Tin ear: Rocky Delgadillo glad-handing at the Four Seasons.

Rena Kosnett

Dennis Hathaway protests the half-mil Delgadillo took from billboard giants.

The digital-billboard makeover of L.A. was concocted behind closed doors by Delgadillo a little more than a year ago and approved with little notice by the City Council. As a result, few Angelenos realize that these animated billboards, visible for more than a mile, are coming to their areas. Those who do know are furious.

“It’s as if someone’s plasma TV is outside our window,” says Roberta Dacks, who is fully 10 blocks away from a hyperintense LED billboard that suddenly appeared at Cahuenga and Barham boulevards.

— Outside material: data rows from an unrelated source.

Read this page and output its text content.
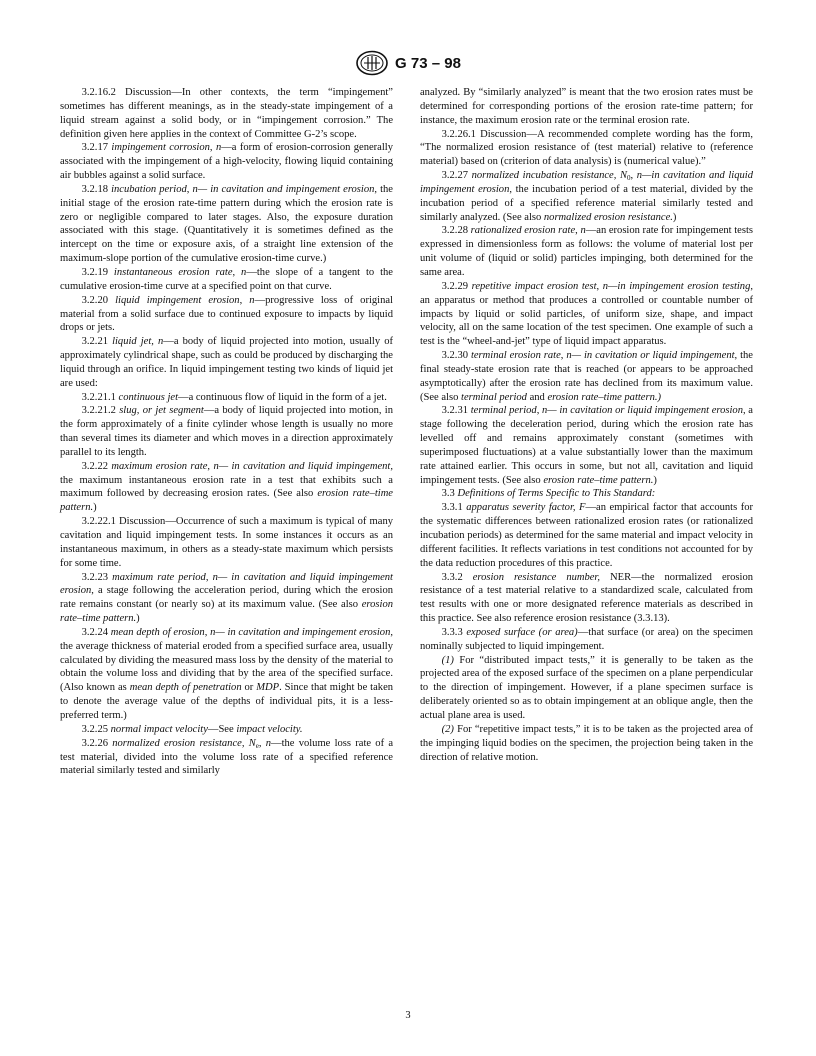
G 73 – 98

3.2.16.2 Discussion—In other contexts, the term “impingement” sometimes has different meanings, as in the steady-state impingement of a liquid stream against a solid body, or in “impingement corrosion.” The definition given here applies in the context of Committee G-2’s scope.

3.2.17 impingement corrosion, n—a form of erosion-corrosion generally associated with the impingement of a high-velocity, flowing liquid containing air bubbles against a solid surface.

3.2.18 incubation period, n— in cavitation and impingement erosion, the initial stage of the erosion rate-time pattern during which the erosion rate is zero or negligible compared to later stages. Also, the exposure duration associated with this stage. (Quantitatively it is sometimes defined as the intercept on the time or exposure axis, of a straight line extension of the maximum-slope portion of the cumulative erosion-time curve.)

3.2.19 instantaneous erosion rate, n—the slope of a tangent to the cumulative erosion-time curve at a specified point on that curve.

3.2.20 liquid impingement erosion, n—progressive loss of original material from a solid surface due to continued exposure to impacts by liquid drops or jets.

3.2.21 liquid jet, n—a body of liquid projected into motion, usually of approximately cylindrical shape, such as could be produced by discharging the liquid through an orifice. In liquid impingement testing two kinds of liquid jet are used:

3.2.21.1 continuous jet—a continuous flow of liquid in the form of a jet.

3.2.21.2 slug, or jet segment—a body of liquid projected into motion, in the form approximately of a finite cylinder whose length is usually no more than several times its diameter and which moves in a direction approximately parallel to its length.

3.2.22 maximum erosion rate, n— in cavitation and liquid impingement, the maximum instantaneous erosion rate in a test that exhibits such a maximum followed by decreasing erosion rates. (See also erosion rate–time pattern.)

3.2.22.1 Discussion—Occurrence of such a maximum is typical of many cavitation and liquid impingement tests. In some instances it occurs as an instantaneous maximum, in others as a steady-state maximum which persists for some time.

3.2.23 maximum rate period, n— in cavitation and liquid impingement erosion, a stage following the acceleration period, during which the erosion rate remains constant (or nearly so) at its maximum value. (See also erosion rate–time pattern.)

3.2.24 mean depth of erosion, n— in cavitation and impingement erosion, the average thickness of material eroded from a specified surface area, usually calculated by dividing the measured mass loss by the density of the material to obtain the volume loss and dividing that by the area of the specified surface. (Also known as mean depth of penetration or MDP. Since that might be taken to denote the average value of the depths of individual pits, it is a less-preferred term.)

3.2.25 normal impact velocity—See impact velocity.

3.2.26 normalized erosion resistance, $N_e$, n—the volume loss rate of a test material, divided into the volume loss rate of a specified reference material similarly tested and similarly

analyzed. By “similarly analyzed” is meant that the two erosion rates must be determined for corresponding portions of the erosion rate-time pattern; for instance, the maximum erosion rate or the terminal erosion rate.

3.2.26.1 Discussion—A recommended complete wording has the form, “The normalized erosion resistance of (test material) relative to (reference material) based on (criterion of data analysis) is (numerical value).”

3.2.27 normalized incubation resistance, $N_0$, n—in cavitation and liquid impingement erosion, the incubation period of a test material, divided by the incubation period of a specified reference material similarly tested and similarly analyzed. (See also normalized erosion resistance.)

3.2.28 rationalized erosion rate, n—an erosion rate for impingement tests expressed in dimensionless form as follows: the volume of material lost per unit volume of (liquid or solid) particles impinging, both determined for the same area.

3.2.29 repetitive impact erosion test, n—in impingement erosion testing, an apparatus or method that produces a controlled or countable number of impacts by liquid or solid particles, of uniform size, shape, and impact velocity, all on the same location of the test specimen. One example of such a test is the “wheel-and-jet” type of liquid impact apparatus.

3.2.30 terminal erosion rate, n— in cavitation or liquid impingement, the final steady-state erosion rate that is reached (or appears to be approached asymptotically) after the erosion rate has declined from its maximum value. (See also terminal period and erosion rate–time pattern.)

3.2.31 terminal period, n— in cavitation or liquid impingement erosion, a stage following the deceleration period, during which the erosion rate has levelled off and remains approximately constant (sometimes with superimposed fluctuations) at a value substantially lower than the maximum rate attained earlier. This occurs in some, but not all, cavitation and liquid impingement tests. (See also erosion rate–time pattern.)

3.3 Definitions of Terms Specific to This Standard:

3.3.1 apparatus severity factor, F—an empirical factor that accounts for the systematic differences between rationalized erosion rates (or rationalized incubation periods) as determined for the same material and impact velocity in different facilities. It reflects variations in test conditions not accounted for by the data reduction procedures of this practice.

3.3.2 erosion resistance number, NER—the normalized erosion resistance of a test material relative to a standardized scale, calculated from test results with one or more designated reference materials as described in this practice. See also reference erosion resistance (3.3.13).

3.3.3 exposed surface (or area)—that surface (or area) on the specimen nominally subjected to liquid impingement.

(1) For “distributed impact tests,” it is generally to be taken as the projected area of the exposed surface of the specimen on a plane perpendicular to the direction of impingement. However, if a plane specimen surface is deliberately oriented so as to obtain impingement at an oblique angle, then the actual plane area is used.

(2) For “repetitive impact tests,” it is to be taken as the projected area of the impinging liquid bodies on the specimen, the projection being taken in the direction of relative motion.

3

City leaders, from Garcetti to Delgadillo, call the garish displays “modernizations.”

Is chronic incompetence or indifference at City Hall to blame for what is now unfolding? Could long-rumored but never proven corruption be playing a role? With Angelenos about to get an eyeful from 877 LED billboards, those questions take center stage in a battle over billboards gone wild.

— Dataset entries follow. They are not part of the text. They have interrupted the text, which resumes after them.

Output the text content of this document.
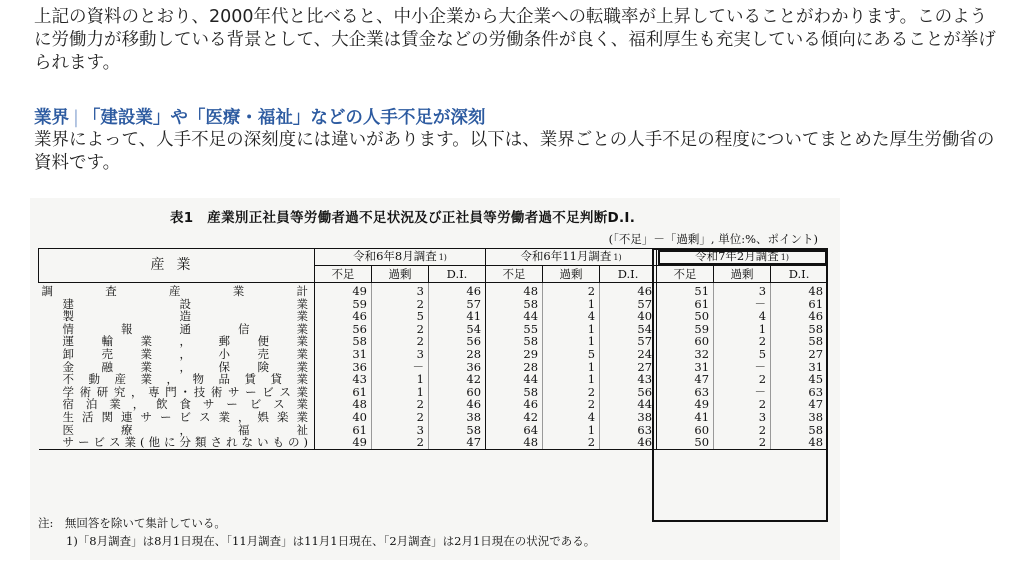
上記の資料のとおり、2000年代と比べると、中小企業から大企業への転職率が上昇していることがわかります。このように労働力が移動している背景として、大企業は賃金などの労働条件が良く、福利厚生も充実している傾向にあることが挙げられます。
業界 | 「建設業」や「医療・福祉」などの人手不足が深刻
業界によって、人手不足の深刻度には違いがあります。以下は、業界ごとの人手不足の程度についてまとめた厚生労働省の資料です。
表1　産業別正社員等労働者過不足状況及び正社員等労働者過不足判断D.I.
(「不足」－「過剰」, 単位:%、ポイント)
産業	令和6年8月調査 1)			令和6年11月調査 1)			令和7年2月調査 1)		
	不足	過剰	D.I.	不足	過剰	D.I.	不足	過剰	D.I.
調査産業計	49	3	46	48	2	46	51	3	48
建設業	59	2	57	58	1	57	61	－	61
製造業	46	5	41	44	4	40	50	4	46
情報通信業	56	2	54	55	1	54	59	1	58
運輸業，郵便業	58	2	56	58	1	57	60	2	58
卸売業，小売業	31	3	28	29	5	24	32	5	27
金融業，保険業	36	－	36	28	1	27	31	－	31
不動産業，物品賃貸業	43	1	42	44	1	43	47	2	45
学術研究，専門･技術サービス業	61	1	60	58	2	56	63	－	63
宿泊業，飲食サービス業	48	2	46	46	2	44	49	2	47
生活関連サービス業，娯楽業	40	2	38	42	4	38	41	3	38
医療，福祉	61	3	58	64	1	63	60	2	58
サービス業(他に分類されないもの)	49	2	47	48	2	46	50	2	48
注:　無回答を除いて集計している。
1)「8月調査」は8月1日現在、「11月調査」は11月1日現在、「2月調査」は2月1日現在の状況である。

The current billboard battle dates from the 1980s, when then–City Council aide Cindy Miscikowski and her boss, the late Councilman Marvin Braude, tried to ban new billboards. They failed but made small inroads. “I told him we were making progress,” she recalls. “There was no reason we needed [more billboards].”

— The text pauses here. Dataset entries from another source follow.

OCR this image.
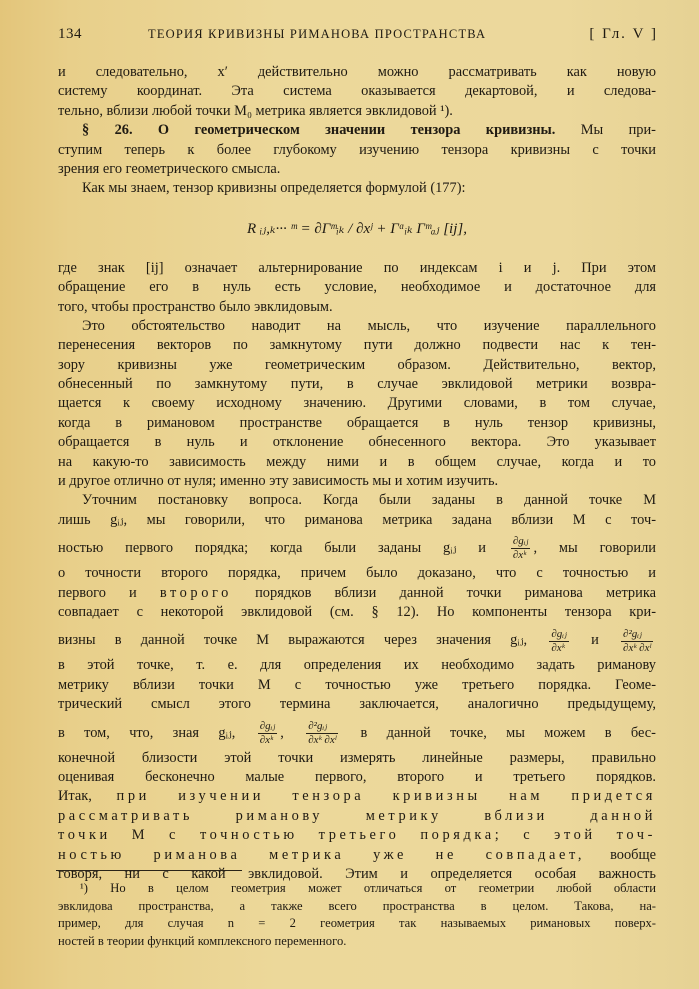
134	ТЕОРИЯ КРИВИЗНЫ РИМАНОВА ПРОСТРАНСТВА	[ Гл. V ]
и следовательно, x′ действительно можно рассматривать как новую
систему координат. Эта система оказывается декартовой, и следова-
тельно, вблизи любой точки M₀ метрика является эвклидовой ¹).
§ 26. О геометрическом значении тензора кривизны. Мы при-
ступим теперь к более глубокому изучению тензора кривизны с точки
зрения его геометрического смысла.
Как мы знаем, тензор кривизны определяется формулой (177):
R ᵢⱼ,ₖ··· ᵐ = ∂Γᵐᵢₖ / ∂xʲ + Γᵅᵢₖ Γᵐₐⱼ [ij],
где знак [ij] означает альтернирование по индексам i и j. При этом
обращение его в нуль есть условие, необходимое и достаточное для
того, чтобы пространство было эвклидовым.
Это обстоятельство наводит на мысль, что изучение параллельного
перенесения векторов по замкнутому пути должно подвести нас к тен-
зору кривизны уже геометрическим образом. Действительно, вектор,
обнесенный по замкнутому пути, в случае эвклидовой метрики возвра-
щается к своему исходному значению. Другими словами, в том случае,
когда в римановом пространстве обращается в нуль тензор кривизны,
обращается в нуль и отклонение обнесенного вектора. Это указывает
на какую-то зависимость между ними и в общем случае, когда и то
и другое отлично от нуля; именно эту зависимость мы и хотим изучить.
Уточним постановку вопроса. Когда были заданы в данной точке M
лишь gᵢⱼ, мы говорили, что риманова метрика задана вблизи M с точ-
ностью первого порядка; когда были заданы gᵢⱼ и $\frac{\text{∂gᵢⱼ}}{\text{∂xᵏ}}$ , мы говорили
о точности второго порядка, причем было доказано, что с точностью и
первого и второго порядков вблизи данной точки риманова метрика
совпадает с некоторой эвклидовой (см. § 12). Но компоненты тензора кри-
визны в данной точке M выражаются через значения gᵢⱼ, $\frac{\text{∂gᵢⱼ}}{\text{∂xᵏ}}$ и $\frac{\text{∂²gᵢⱼ}}{\text{∂xᵏ ∂xˡ}}$
в этой точке, т. е. для определения их необходимо задать риманову
метрику вблизи точки M с точностью уже третьего порядка. Геоме-
трический смысл этого термина заключается, аналогично предыдущему,
в том, что, зная gᵢⱼ, $\frac{\text{∂gᵢⱼ}}{\text{∂xᵏ}}$ , $\frac{\text{∂²gᵢⱼ}}{\text{∂xᵏ ∂xˡ}}$ в данной точке, мы можем в бес-
конечной близости этой точки измерять линейные размеры, правильно
оценивая бесконечно малые первого, второго и третьего порядков.
Итак, при изучении тензора кривизны нам придется
рассматривать риманову метрику вблизи данной
точки M с точностью третьего порядка; с этой точ-
ностью риманова метрика уже не совпадает, вообще
говоря, ни с какой эвклидовой. Этим и определяется особая важность
¹) Но в целом геометрия может отличаться от геометрии любой области
эвклидова пространства, а также всего пространства в целом. Такова, на-
пример, для случая n = 2 геометрия так называемых римановых поверх-
ностей в теории функций комплексного переменного.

But construction unions showed up in City Council chambers to complain that they would be unemployed. With historic highs in murder and street crime unfolding in the ’80s, billboard clutter was barely on city leaders’ radar.

“Most of the people couldn’t care less,” recalls Ted Wu, an architect. The soft-spoken Wu became an unlikely crusader, the go-to guy against billboard companies. In 1984, he helped the City Council toughen the codes and worked to pass a law preventing billboards from appearing within 600 feet of each other. Along the way, he met activist Gerry Silver, a now-retired professor of business administration at Long Beach City College.

Silver and Wu in the 1990s decried the lack of height regulations on new, towering billboards being placed atop L.A. buildings. When the City Council heard about the activist pair, it ordered then–City Attorney James Hahn to stop the two concerned citizens; then major billboard firms joined the council’s effort.

“We got pummeled by a huge amount of paperwork and pleadings,” recalls Silver with disgust. “Our volunteer attorney couldn’t handle it ... I couldn’t even keep up with the reading. We ended up withdrawing the litigation. That is the story of fighting the billboard people. They were tigers — and we were hummingbirds.”